Están en contra del patriarca protector-proveedor y después se quejan de la violencia de género? Si aumentó, que no lo se, más se debe a la emasculación del hombre con calzas de lycra y zapatos de taco alto, vegano y susceptible a cualquier ofensa; pero ante la cual es incapaz de poner el pecho.
Y ni qué hablar de la disfuncionalidad planificada de la familia, que no es familia tipo sino un aglomerado de consanguineidad sin más metas que mandar a los viejos a los asilos y costearse las vacaciones a crédito para postearla en las redes sociales.
Sí es mucho lo que se puede decir al respecto. Salvo que no es un proceso que vaya a ir peor, sino que simplemente está al borde del abismo. La juventud tan criticada por esta generación X indolente está llena de mojigatos, pero también de los que reaccionaron ya ante tanta inconsistencia cultural. Siempre los buenos fueron menos, por algo son buenos, y siempre los menos marcaron el rumbo.

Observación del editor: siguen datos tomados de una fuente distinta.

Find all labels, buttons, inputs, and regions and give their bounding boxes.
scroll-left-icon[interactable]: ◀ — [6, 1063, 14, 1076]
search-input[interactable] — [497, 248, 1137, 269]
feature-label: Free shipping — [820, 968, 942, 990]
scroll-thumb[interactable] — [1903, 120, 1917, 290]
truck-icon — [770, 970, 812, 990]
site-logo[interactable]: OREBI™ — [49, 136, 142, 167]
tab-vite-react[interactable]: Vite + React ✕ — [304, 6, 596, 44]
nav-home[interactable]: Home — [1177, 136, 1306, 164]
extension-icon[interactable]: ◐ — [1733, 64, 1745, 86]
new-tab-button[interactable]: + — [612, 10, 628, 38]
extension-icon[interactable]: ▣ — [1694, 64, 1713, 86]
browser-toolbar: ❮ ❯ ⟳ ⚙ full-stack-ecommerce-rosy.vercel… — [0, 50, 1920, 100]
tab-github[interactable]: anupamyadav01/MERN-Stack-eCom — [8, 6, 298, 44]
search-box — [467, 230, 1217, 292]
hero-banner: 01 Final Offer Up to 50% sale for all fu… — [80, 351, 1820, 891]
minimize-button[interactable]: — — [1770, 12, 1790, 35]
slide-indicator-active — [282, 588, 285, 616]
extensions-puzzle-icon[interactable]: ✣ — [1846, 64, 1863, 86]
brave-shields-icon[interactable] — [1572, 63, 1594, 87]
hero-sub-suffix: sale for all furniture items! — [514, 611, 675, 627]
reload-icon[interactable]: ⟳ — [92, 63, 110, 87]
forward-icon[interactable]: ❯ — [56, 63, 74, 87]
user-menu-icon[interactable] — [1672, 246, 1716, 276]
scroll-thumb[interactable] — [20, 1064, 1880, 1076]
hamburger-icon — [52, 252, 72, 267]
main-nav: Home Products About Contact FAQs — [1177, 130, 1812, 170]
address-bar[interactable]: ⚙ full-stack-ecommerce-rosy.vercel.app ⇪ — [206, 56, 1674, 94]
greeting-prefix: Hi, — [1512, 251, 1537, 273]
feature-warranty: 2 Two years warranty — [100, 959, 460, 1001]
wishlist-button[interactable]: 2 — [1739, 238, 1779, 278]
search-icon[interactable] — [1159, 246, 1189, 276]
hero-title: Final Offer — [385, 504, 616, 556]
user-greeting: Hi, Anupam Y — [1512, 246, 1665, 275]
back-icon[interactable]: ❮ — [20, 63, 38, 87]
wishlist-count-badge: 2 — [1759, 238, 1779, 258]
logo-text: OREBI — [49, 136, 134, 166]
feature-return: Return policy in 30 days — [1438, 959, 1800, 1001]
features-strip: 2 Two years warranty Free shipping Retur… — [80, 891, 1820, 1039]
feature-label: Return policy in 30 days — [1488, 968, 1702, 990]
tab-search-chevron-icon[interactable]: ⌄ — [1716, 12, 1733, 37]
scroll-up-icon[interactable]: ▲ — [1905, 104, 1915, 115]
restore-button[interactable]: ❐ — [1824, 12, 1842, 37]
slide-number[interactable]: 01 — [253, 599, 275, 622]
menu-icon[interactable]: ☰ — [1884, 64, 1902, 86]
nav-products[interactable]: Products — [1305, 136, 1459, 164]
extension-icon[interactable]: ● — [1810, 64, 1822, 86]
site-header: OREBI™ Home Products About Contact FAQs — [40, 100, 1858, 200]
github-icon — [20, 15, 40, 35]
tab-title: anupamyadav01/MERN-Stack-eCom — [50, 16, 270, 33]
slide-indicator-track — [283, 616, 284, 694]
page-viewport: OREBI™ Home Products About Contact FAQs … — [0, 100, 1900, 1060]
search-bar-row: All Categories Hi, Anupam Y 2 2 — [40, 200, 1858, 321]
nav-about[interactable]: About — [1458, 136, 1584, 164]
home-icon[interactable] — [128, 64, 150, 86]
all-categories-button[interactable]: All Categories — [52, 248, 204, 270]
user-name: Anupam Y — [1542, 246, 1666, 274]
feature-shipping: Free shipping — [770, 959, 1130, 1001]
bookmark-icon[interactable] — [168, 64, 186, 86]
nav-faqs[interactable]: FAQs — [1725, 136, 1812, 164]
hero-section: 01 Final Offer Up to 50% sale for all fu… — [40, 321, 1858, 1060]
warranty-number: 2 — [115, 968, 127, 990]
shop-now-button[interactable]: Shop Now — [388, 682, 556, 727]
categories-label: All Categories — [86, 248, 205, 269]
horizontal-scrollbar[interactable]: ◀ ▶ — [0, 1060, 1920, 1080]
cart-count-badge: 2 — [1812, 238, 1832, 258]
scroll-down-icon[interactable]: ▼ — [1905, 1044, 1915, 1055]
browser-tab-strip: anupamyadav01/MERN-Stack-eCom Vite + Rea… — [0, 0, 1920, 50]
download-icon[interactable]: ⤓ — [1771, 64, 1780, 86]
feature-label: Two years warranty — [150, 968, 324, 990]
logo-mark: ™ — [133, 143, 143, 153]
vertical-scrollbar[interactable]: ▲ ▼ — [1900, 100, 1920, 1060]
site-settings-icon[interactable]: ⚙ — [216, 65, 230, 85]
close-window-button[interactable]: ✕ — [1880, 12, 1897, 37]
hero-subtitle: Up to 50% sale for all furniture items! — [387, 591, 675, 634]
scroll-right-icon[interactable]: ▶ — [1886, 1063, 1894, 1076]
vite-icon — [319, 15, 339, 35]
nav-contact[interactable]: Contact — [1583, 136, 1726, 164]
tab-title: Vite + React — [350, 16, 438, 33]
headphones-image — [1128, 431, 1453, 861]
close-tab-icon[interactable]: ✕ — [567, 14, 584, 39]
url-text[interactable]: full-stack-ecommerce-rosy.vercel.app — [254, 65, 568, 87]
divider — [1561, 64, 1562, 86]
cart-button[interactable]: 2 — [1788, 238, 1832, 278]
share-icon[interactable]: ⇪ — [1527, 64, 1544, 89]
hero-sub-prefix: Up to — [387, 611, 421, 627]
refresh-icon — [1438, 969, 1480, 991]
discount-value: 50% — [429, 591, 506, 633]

El efecto rebote -que no polarización- se siente en 60 semanas de protestas en Francia, se siente en que el libro más vendido de Europa sea Mein Kampf, en el resurgimiento del romanticismo histórico. No se molesten en patear el tablero, ya lo hicieron y los viejos carcamanes no se dieron cuenta. Y como la ola que se forma por un terremoto bajo al mar fuera de la vista de todos, pasando casi desapercibida en su recorrido, cuando rompe en la costa es un tsunami que no deja nada en pie.
El problema no son los élites, el problema son los que creen que el estado de bienestar es eterno.